A solution rooted in rural realities

Motetema is a small, rural town of around 11,000 people. The wastewater system there consists of 12 large treatment ponds. One set of six ponds operates while the other is cleaned.

The system treats around 4.5 million litres of domestic sewage per day. But this amount is nearly double what the treatment ponds were originally designed to handle, and the wastewater system was struggling to cope.

Across South Africa, wastewater treatment plants are outdated, underfunded and rarely enlarged to cope with population increases. Many towns already use pond systems for wastewater treatment. These systems often underperform because of electricity cuts, poor maintenance and limited budgets for the necessary chemicals. There is also a lack of skilled operators.

But algae don’t need salaries or power. With the right strains, simple culturing, and periodic injection into the ponds, these can become effective wastewater systems.

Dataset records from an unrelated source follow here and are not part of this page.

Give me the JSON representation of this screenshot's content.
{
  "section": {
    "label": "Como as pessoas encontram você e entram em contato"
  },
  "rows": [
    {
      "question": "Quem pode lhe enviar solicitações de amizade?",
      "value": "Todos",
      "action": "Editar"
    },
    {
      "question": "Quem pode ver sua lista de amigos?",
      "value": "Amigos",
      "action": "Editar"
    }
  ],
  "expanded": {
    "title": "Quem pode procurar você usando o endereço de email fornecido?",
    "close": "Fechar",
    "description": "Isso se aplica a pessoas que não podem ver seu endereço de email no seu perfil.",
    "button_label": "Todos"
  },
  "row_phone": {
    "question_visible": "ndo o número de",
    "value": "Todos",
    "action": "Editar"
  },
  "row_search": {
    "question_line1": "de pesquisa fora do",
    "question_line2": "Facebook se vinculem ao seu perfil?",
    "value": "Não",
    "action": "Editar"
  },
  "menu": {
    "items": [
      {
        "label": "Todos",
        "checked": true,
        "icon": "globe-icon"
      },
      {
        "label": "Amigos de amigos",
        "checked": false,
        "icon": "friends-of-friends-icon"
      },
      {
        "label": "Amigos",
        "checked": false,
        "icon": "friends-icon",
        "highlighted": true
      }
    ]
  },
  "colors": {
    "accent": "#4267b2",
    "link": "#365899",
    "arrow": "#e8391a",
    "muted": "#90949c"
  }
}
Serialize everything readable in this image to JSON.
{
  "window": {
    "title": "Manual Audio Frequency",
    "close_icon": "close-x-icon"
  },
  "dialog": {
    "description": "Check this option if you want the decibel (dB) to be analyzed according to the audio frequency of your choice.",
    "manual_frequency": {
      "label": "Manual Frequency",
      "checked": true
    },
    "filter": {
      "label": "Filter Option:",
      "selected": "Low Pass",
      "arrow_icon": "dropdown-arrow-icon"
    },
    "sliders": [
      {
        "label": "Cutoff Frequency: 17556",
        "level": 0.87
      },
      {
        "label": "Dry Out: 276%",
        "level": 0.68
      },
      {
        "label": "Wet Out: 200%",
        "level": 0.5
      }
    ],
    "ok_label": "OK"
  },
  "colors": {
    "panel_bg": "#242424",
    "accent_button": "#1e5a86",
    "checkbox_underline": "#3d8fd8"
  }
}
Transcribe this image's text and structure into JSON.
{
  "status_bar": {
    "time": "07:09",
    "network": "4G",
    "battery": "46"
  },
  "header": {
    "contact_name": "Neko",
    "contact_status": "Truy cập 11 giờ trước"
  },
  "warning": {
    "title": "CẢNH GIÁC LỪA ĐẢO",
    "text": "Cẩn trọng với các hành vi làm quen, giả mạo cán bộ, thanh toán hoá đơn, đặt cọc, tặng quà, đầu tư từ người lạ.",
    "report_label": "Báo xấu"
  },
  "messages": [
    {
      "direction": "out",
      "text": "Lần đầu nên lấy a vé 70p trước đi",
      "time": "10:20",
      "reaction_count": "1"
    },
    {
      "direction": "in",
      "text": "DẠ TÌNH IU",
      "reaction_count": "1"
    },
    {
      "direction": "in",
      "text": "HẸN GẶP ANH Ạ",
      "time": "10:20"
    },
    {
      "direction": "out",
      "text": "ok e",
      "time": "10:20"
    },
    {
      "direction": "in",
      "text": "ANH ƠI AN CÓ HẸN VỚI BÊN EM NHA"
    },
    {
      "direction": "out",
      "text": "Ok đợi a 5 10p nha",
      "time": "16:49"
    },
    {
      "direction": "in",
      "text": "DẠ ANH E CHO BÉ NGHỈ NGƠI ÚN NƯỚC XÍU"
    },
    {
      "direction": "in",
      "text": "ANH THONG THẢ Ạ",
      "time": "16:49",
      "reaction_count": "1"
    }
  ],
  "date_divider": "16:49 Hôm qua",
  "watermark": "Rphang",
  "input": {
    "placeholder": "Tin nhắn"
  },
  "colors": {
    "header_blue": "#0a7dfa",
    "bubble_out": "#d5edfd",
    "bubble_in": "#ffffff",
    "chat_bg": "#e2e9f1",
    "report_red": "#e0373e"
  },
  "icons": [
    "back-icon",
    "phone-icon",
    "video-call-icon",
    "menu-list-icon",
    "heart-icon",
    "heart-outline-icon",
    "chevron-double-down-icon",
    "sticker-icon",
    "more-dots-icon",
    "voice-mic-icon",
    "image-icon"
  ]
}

Other rural areas could benefit

Phycoremediation needs land as each pond covers nearly 40,000 square metres. That makes it ideal for rural towns with space available. It also takes at least two to three weeks for the algae to clean wastewater. This means the ponds also need to be large enough to hold all the town’s sewage so that it is fully cleaned by the algae.Like any natural system, phycoremediation is not without its quirks. \

In Motetema, the project encountered:

• An overgrowth of duckweed – a small, fast-growing floating plant often found on stagnant water surfaces. This blocked the sunlight needed for the algae to do their work.
• seasonal wildfires, which damaged bioreactor piping
• peak-hour sewage surges, which briefly overwhelmed the system
• sludge buildup, which reduced the volume of space in the pond and delayed purification of the wastewater.
• These are manageable issues, and highlight that these natural ponds will need some support, including adding fresh, healthy algae from time to time and basic maintenance.

What needs to happen next

This model needs support from municipalities and policymakers. Then it could be replicated across thousands of rural settlements in Africa, where conventional wastewater treatment plants are too expensive or difficult to maintain.

Phycoremediation also challenges how we think about wastewater. Rather than treating it as a burden, it becomes a resource, something that can be cleaned and reused to support agriculture, fish farming, or even to recharge groundwater.